Answer
a) $ I_1 + I_2 = I_3$
b) $v_2I_3+v_3I_2+v_4I_1+v_5I_2=v_1I_3$
c) $(-v_1+v_4+v_2)I_1 + (v_5+v_3+v_2-v_1)I_2=0$
d) Equating the coefficient in from of $I_1$ and the coefficient in parenthesis in front of $I_2$ in part c gives Kirchhoff's Voltage Law. Thus, we see that Kirchhoff's Voltage Law agrees with conservation of energy.
Work Step by Step
a) We use Kirchhoff's junction rule to find: $ I_1 + I_2 = I_3$.

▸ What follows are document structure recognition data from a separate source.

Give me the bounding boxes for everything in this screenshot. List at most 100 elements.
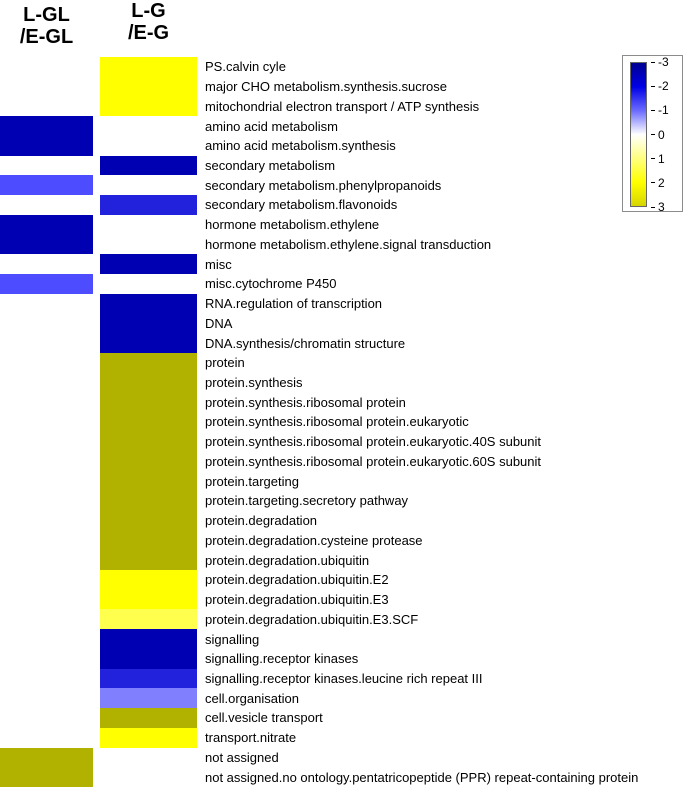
heatmap-cell-L-G/E-G — [100, 510, 197, 531]
legend-tick-mark — [651, 206, 655, 208]
row-label: secondary metabolism.phenylpropanoids — [205, 177, 442, 193]
heatmap-cell-L-G/E-G — [100, 96, 197, 117]
heatmap-cell-L-GL/E-GL — [0, 747, 93, 768]
heatmap-cell-L-G/E-G — [100, 293, 197, 314]
legend-tick: 0 — [651, 128, 665, 142]
row-label: protein.synthesis.ribosomal protein — [205, 394, 406, 410]
column-header-line1: L-G — [131, 0, 166, 22]
heatmap-row: not assigned — [0, 747, 685, 768]
heatmap-cell-L-G/E-G — [100, 648, 197, 669]
heatmap-cell-L-G/E-G — [100, 136, 197, 156]
row-label: protein.synthesis.ribosomal protein.euka… — [205, 453, 542, 469]
heatmap-row: RNA.regulation of transcription — [0, 293, 685, 314]
heatmap-cell-L-G/E-G — [100, 708, 197, 728]
row-label: RNA.regulation of transcription — [205, 296, 383, 312]
heatmap-cell-L-G/E-G — [100, 530, 197, 551]
heatmap-cell-L-GL/E-GL — [0, 471, 93, 491]
heatmap-cell-L-GL/E-GL — [0, 77, 93, 97]
heatmap-row: protein.degradation.ubiquitin — [0, 550, 685, 570]
legend-tick-mark — [651, 182, 655, 184]
row-label: hormone metabolism.ethylene — [205, 217, 380, 233]
heatmap-row: protein.degradation — [0, 510, 685, 531]
row-label: protein.degradation.ubiquitin.E3 — [205, 592, 389, 608]
heatmap-cell-L-G/E-G — [100, 767, 197, 787]
heatmap-cell-L-G/E-G — [100, 274, 197, 294]
heatmap-cell-L-GL/E-GL — [0, 254, 93, 274]
heatmap-cell-L-GL/E-GL — [0, 629, 93, 649]
heatmap-cell-L-G/E-G — [100, 254, 197, 275]
heatmap-cell-L-GL/E-GL — [0, 432, 93, 452]
row-label: secondary metabolism.flavonoids — [205, 197, 398, 213]
legend-ticks: -3 -2 -1 0 1 2 3 — [623, 55, 682, 214]
heatmap-cell-L-G/E-G — [100, 471, 197, 492]
heatmap-cell-L-GL/E-GL — [0, 669, 93, 689]
heatmap-cell-L-G/E-G — [100, 412, 197, 432]
row-label: amino acid metabolism — [205, 118, 338, 134]
row-label: transport.nitrate — [205, 730, 297, 746]
heatmap-cell-L-GL/E-GL — [0, 294, 93, 314]
row-label: signalling.receptor kinases — [205, 651, 359, 667]
heatmap-cell-L-G/E-G — [100, 313, 197, 334]
heatmap-row: protein.synthesis.ribosomal protein.euka… — [0, 431, 685, 452]
heatmap-row: signalling.receptor kinases — [0, 648, 685, 669]
heatmap-cell-L-GL/E-GL — [0, 708, 93, 728]
row-label: protein.synthesis — [205, 375, 303, 391]
heatmap-cell-L-GL/E-GL — [0, 353, 93, 373]
heatmap-cell-L-G/E-G — [100, 569, 197, 590]
heatmap-cell-L-G/E-G — [100, 727, 197, 748]
row-label: signalling — [205, 631, 260, 647]
legend-tick: 2 — [651, 176, 665, 190]
legend-tick-label: -1 — [658, 103, 669, 118]
row-label: misc.cytochrome P450 — [205, 276, 337, 292]
row-label: amino acid metabolism.synthesis — [205, 138, 396, 154]
heatmap-row: cell.organisation — [0, 688, 685, 709]
heatmap-row: secondary metabolism.phenylpropanoids — [0, 175, 685, 196]
legend-tick-mark — [651, 61, 655, 63]
heatmap-row: amino acid metabolism.synthesis — [0, 135, 685, 156]
legend-tick-label: 3 — [658, 200, 665, 214]
heatmap-cell-L-G/E-G — [100, 175, 197, 195]
heatmap-cell-L-GL/E-GL — [0, 570, 93, 590]
legend-tick: -3 — [651, 55, 669, 69]
heatmap-cell-L-GL/E-GL — [0, 96, 93, 116]
heatmap-cell-L-GL/E-GL — [0, 313, 93, 333]
heatmap-cell-L-GL/E-GL — [0, 373, 93, 393]
legend-tick: -1 — [651, 103, 669, 117]
legend-tick-mark — [651, 134, 655, 135]
legend-tick: -2 — [651, 79, 669, 93]
row-label: hormone metabolism.ethylene.signal trans… — [205, 236, 492, 252]
legend-tick-label: 0 — [658, 127, 665, 142]
legend-gradient-bar — [630, 62, 647, 207]
heatmap-row: protein.degradation.cysteine protease — [0, 530, 685, 551]
row-label: protein.targeting.secretory pathway — [205, 493, 409, 509]
heatmap-cell-L-G/E-G — [100, 431, 197, 452]
heatmap-cell-L-G/E-G — [100, 668, 197, 689]
heatmap-cell-L-GL/E-GL — [0, 531, 93, 551]
heatmap-row: major CHO metabolism.synthesis.sucrose — [0, 76, 685, 97]
heatmap-row: hormone metabolism.ethylene — [0, 214, 685, 235]
row-label: PS.calvin cyle — [205, 59, 286, 75]
heatmap-row: misc.cytochrome P450 — [0, 274, 685, 294]
heatmap-row: protein.synthesis.ribosomal protein.euka… — [0, 412, 685, 432]
heatmap-cell-L-GL/E-GL — [0, 728, 93, 748]
heatmap-cell-L-G/E-G — [100, 491, 197, 511]
heatmap-row: PS.calvin cyle — [0, 57, 685, 77]
legend-tick-label: 2 — [658, 175, 665, 190]
heatmap-cell-L-G/E-G — [100, 195, 197, 215]
legend-tick-mark — [651, 85, 655, 87]
heatmap-row: protein.degradation.ubiquitin.E3.SCF — [0, 609, 685, 630]
heatmap-cell-L-GL/E-GL — [0, 116, 93, 136]
heatmap-row: protein.degradation.ubiquitin.E3 — [0, 589, 685, 610]
heatmap-row: protein.targeting — [0, 471, 685, 492]
row-label: mitochondrial electron transport / ATP s… — [205, 98, 480, 114]
heatmap-cell-L-G/E-G — [100, 451, 197, 472]
heatmap-row: transport.nitrate — [0, 727, 685, 748]
row-label: misc — [205, 256, 232, 272]
heatmap-cell-L-GL/E-GL — [0, 214, 93, 235]
heatmap-cell-L-G/E-G — [100, 550, 197, 570]
heatmap-row: DNA — [0, 313, 685, 334]
heatmap-row: protein.synthesis.ribosomal protein.euka… — [0, 451, 685, 472]
heatmap-cell-L-G/E-G — [100, 688, 197, 709]
row-label: major CHO metabolism.synthesis.sucrose — [205, 79, 448, 95]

b) We know that the sum of all of the power in the circuit is 0, for energy must be conserved. Thus, we find:
$P_1+P_2 + P_3+P_4+P_5=0$
We plug in the known values for power and simplify to find:
$v_2I_3+v_3I_2+v_4I_1+v_5I_2-v_1I_3 = 0 $
$v_2I_3+v_3I_2+v_4I_1+v_5I_2=v_1I_3$
c) We know that $I_1+I_2=I_3$ from part a. Substituting this into part b gives:
$(-v_1+v_4+v_2)I_1 + (v_5+v_3+v_2-v_1)I_2=0$
d) Equating the coefficient in from of $I_1$ and the coefficient in parenthesis in front of $I_2$ in part c gives Kirchhoff's Voltage Law. After all:
$-v_1+v_4+v_2 = v_5+v_3+v_2-v_1 \\ v_4 = v_5 + v_3$